H’mm, let’s break this reasoning down.

An improper prosecution that cost people and communities in the U.S. over 30,000 jobs was really Andersen’s fault because the firm didn’t agree to a deferred prosecution agreement in regard to crimes that the firm did not commit.

Besides, despite the cost of thousands of jobs and millions of dollars in retirement benefits, the improper prosecution was still justified because it achieved the better good of scaring other companies into selling out their employees and copping deferred prosecution agreements.

That such appalling reasoning goes unchallenged in the article is a daunting sign of our times.

Prosecution of business crimes has become a game of roulette for prosecutors such as Weissmann, who play on an ugly cauldron of public cynicism, resentment, and tolerance for abusive use of governmental power to prosecute the unpopular business executive of the moment.

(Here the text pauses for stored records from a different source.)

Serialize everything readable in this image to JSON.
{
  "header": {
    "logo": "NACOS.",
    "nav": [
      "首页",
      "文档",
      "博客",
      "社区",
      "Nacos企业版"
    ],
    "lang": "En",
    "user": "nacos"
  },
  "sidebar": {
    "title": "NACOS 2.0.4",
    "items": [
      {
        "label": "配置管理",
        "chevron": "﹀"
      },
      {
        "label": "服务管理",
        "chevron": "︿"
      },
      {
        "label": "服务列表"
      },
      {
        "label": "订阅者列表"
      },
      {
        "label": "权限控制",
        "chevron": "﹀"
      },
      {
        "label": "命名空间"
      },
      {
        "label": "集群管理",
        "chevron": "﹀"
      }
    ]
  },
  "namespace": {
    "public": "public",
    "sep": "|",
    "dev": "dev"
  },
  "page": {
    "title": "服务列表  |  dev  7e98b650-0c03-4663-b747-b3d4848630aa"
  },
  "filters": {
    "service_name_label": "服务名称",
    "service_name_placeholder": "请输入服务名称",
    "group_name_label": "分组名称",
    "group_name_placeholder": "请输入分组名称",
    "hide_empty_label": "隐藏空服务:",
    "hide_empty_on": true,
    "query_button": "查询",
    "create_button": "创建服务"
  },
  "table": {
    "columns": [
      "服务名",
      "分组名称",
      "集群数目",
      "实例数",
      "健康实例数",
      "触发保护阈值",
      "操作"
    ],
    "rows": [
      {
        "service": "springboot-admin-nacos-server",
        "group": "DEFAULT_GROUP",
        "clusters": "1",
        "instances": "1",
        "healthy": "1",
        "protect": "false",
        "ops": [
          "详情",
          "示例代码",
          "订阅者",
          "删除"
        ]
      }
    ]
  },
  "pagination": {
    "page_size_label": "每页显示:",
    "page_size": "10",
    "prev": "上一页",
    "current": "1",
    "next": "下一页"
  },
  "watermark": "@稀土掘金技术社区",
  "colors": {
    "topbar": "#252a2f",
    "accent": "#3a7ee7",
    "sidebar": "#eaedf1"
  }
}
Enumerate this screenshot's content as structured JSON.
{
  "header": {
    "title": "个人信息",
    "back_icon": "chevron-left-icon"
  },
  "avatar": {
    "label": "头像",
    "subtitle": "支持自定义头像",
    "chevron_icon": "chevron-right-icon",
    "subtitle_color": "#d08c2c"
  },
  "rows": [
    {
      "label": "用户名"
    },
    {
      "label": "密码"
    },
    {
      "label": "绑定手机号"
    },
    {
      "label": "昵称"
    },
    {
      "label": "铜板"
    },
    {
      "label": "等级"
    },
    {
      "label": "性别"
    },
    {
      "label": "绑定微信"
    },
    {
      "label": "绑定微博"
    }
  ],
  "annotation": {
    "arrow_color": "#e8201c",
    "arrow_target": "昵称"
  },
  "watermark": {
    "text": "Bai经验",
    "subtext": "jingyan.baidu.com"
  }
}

When the frightening loss of thousands of jobs and the destruction of careers and families is glibly rationalized by a former high governmental official as merely a tolerable cost of the use of the state’s awesome prosecutorial power for the better good of society, we are well on our way to a time when, as Sir Thomas warns us, we will not be able to “stand upright in the winds” of abusive state power that will blow then.

And what about the criminalization of business mindset that Weissmann reflects?

Ayn Rand summed it up well with regard to her observation about socialism (courtesy of Bryan Caplan):

[T]he truth about their souls is worse than the obscene excuse you have allowed them, the excuse that the end justifies the means and that the horrors they practice are means to nobler ends. The truth is that those horrors are their ends.